If the latter, then this should work
awk -F, '{arr[$2]++; if (FILENAME != prevfile) {c++; prevfile = FILENAME}} END {for (i in arr) {if (arr[i] == c) {print i}}}' file*.csv
Broken out on multiple lines:
awk -F, '{
arr[$2]++;
if (FILENAME != prevfile) {
c++;
prevfile = FILENAME
}
}
END {
for (i in arr) {
if (arr[i] >= c) {
print i
}
}
}' file*.csv
Explanation:
increment the count of the number of times a field 2 value occurs
if the filename changes, increment the count of files (the first file changes from a null string to its filename and the count increments from 0 to 1)
save the current filename
once all the counting is done, iterate of the array by its keys
if the count contained in the array is greater than or equal to the number of files, then the field 2 value appeared in all the files (by checking for >= instead of == this will work in case a value appears more than once in a single file)
so print the key (which is a field 2 value)
a glob is used to get all the files, but you could list them explicitly
Edit:
Here's a way to print the full matching lines using a two-pass technique.
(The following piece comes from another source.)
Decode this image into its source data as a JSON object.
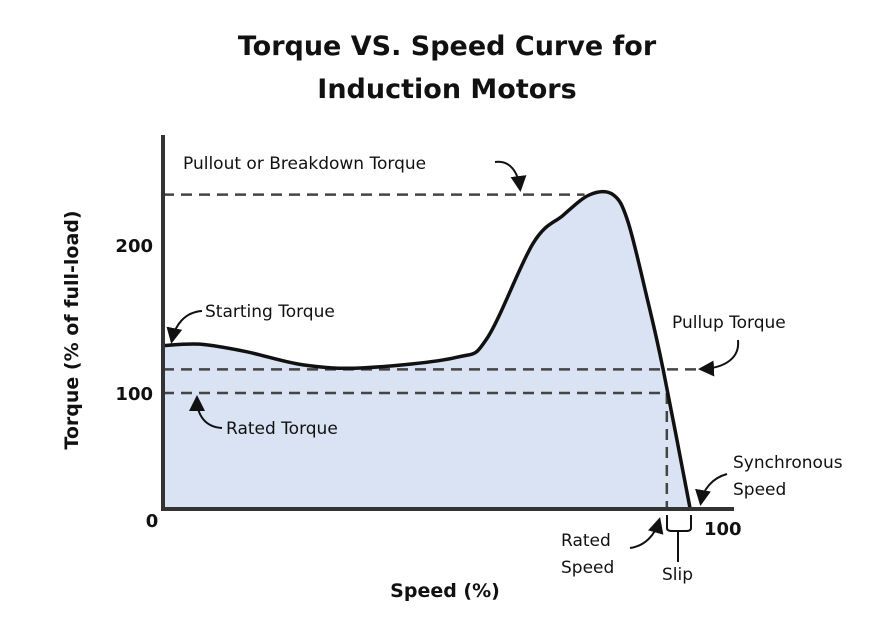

It's a modification of the version above. Make sure to list the files twice.
awk -F, '
FILENAME == first && flag {
exit
}
! first {
first = FILENAME
}
FILENAME != first {
flag = 1
}
{
arr[$2]++;
if (FILENAME != prevfile) {
c++;
prevfile = FILENAME
}
}
END {
# print the matching lines
do {
if ($2 in arr) {
print;
}
} while (getline);
# print the list of words
for (i in arr) {
if (arr[i] >= c) {
print i
}
}
}' file*.csv file*.csv
It depends on the first file in the first group being the same name as the first file in the second group. Using globbing similar to what I've shown will take care of that requirement.
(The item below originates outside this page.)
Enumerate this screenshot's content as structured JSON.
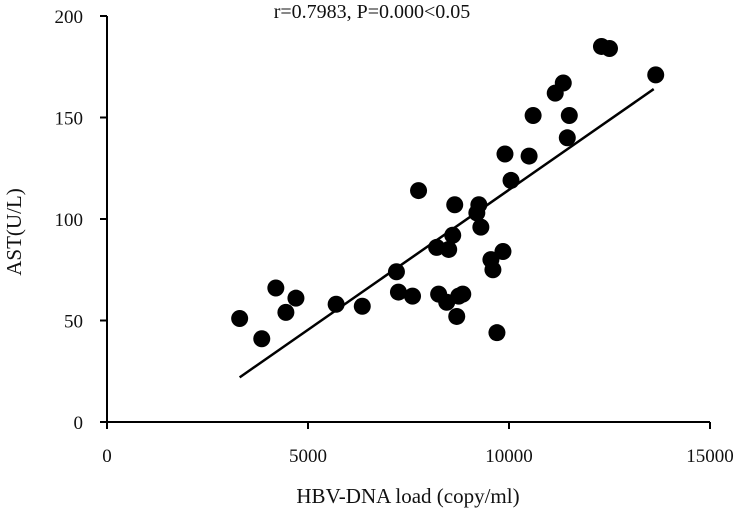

It prints the matching lines (not grouped, though), then it prints the list of words. If you want only one or the other, comment out or remove the loop that you don't want (do/while or for).
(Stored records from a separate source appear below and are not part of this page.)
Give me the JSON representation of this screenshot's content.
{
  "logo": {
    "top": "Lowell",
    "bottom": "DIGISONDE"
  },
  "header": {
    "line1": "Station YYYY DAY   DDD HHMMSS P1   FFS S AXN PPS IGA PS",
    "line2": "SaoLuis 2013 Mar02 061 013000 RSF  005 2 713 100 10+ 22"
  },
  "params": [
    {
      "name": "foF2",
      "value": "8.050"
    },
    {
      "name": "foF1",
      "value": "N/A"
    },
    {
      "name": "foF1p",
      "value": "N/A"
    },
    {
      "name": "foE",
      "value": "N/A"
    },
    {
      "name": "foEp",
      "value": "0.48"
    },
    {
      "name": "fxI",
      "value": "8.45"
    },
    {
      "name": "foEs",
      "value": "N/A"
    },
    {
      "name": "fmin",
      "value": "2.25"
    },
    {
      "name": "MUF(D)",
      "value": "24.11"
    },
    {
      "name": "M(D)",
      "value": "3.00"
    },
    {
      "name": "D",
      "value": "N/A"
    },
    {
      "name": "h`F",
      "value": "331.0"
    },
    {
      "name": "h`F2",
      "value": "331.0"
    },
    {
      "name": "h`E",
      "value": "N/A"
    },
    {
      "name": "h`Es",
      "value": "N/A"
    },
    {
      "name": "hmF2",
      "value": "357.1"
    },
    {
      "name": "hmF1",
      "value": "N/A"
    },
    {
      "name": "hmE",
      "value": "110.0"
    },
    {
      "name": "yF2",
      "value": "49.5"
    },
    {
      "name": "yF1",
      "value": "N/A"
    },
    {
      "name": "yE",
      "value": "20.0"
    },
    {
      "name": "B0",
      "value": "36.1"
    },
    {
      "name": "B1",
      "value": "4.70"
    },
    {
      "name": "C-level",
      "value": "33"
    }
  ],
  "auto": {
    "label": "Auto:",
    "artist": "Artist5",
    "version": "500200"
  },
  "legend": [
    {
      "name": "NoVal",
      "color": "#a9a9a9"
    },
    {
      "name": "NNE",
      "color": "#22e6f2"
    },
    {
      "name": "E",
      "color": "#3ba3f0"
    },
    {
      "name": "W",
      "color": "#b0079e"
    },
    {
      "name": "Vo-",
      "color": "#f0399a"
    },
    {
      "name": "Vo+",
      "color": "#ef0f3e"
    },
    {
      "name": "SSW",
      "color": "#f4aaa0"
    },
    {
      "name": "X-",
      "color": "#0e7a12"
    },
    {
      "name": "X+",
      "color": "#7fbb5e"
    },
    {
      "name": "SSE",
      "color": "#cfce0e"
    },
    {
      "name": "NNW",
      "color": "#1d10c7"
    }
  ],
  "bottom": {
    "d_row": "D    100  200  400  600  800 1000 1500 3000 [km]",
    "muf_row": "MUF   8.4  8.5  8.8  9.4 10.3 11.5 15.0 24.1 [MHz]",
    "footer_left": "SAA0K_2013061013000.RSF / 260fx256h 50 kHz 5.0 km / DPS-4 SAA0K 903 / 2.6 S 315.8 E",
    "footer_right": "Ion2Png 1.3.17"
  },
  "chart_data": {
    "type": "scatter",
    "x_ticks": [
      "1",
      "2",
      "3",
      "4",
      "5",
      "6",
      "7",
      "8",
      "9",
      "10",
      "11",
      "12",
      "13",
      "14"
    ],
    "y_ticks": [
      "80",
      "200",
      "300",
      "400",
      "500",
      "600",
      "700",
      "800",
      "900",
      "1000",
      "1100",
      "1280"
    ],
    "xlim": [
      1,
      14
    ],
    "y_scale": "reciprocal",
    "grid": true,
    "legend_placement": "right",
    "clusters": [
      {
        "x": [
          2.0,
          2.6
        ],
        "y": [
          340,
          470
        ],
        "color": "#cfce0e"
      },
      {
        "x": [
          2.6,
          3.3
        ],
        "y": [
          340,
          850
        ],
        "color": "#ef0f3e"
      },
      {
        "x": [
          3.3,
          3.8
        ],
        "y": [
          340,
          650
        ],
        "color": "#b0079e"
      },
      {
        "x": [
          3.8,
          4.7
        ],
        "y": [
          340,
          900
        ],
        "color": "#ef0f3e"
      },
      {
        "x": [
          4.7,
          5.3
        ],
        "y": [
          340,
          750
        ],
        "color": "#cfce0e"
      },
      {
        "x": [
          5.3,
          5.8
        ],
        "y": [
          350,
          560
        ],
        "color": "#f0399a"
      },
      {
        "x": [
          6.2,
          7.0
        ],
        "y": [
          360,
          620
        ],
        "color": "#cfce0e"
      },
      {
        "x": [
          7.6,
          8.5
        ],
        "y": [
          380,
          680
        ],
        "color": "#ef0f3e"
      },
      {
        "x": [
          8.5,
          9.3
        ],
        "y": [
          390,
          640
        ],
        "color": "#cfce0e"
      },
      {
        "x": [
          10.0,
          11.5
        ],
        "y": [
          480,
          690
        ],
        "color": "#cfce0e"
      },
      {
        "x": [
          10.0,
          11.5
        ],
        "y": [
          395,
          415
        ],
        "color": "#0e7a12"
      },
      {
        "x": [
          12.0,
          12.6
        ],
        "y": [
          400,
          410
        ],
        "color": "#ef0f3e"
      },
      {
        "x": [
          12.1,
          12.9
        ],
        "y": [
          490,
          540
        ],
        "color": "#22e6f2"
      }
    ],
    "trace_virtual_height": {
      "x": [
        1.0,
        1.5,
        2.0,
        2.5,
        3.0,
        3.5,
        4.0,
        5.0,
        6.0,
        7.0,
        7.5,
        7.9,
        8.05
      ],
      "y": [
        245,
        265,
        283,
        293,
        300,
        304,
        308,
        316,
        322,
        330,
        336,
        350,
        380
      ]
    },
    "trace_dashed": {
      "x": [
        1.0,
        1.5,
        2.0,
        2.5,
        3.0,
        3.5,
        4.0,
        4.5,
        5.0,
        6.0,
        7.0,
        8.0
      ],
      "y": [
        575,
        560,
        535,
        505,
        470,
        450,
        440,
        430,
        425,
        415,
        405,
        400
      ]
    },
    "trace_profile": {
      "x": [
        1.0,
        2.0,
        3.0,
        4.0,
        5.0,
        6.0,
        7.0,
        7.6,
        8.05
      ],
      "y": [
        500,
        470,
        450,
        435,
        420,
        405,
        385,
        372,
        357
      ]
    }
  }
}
If you print only the full lines, you can pipe the output to:
sort -t , -k2,2
to have them grouped.
Piping only the list of words to:
sort
will put them in the same order for easier comparison.
Fun problem.
One way to do it, entirely in Bash, is as follows.
One thing you will need to invoke is join -t ',' -1 2 -2 2 file1 file2 to join on the second column of two files. Before you can join, though, you must sort on the second column.
Do successive joins in a for-loop, because join takes only two files as arguments.
ADDENDUM
Here is a little transcript showing successive joins. You can adapt it fairly easily, I think.
$ cat 1.csv
a,b,c,d
e,f,g,h
i,j,k,l
$ cat 2.csv
7,5,4,3
3,b,s,e
2,f,5,5
$ cat 3.csv
4,5,6,7
0,0,0,0
1,b,4,4
$ join -t ',' -1 2 -2 2 1.csv 2.csv | cut -f 1 -d ',' > temp
$ cat temp
b
f
$ join -t ',' -2 2 temp 3.csv | cut -f 1 -d ','
b
The first join (on the first two files) produces the joined value in the first column of the result. So as you join to file3, file4, file5, etc. You will be using the first column of the result you are generating, which is why you only need the -2 option. To keep things very efficient, always cut out all but the first column each time you do the join.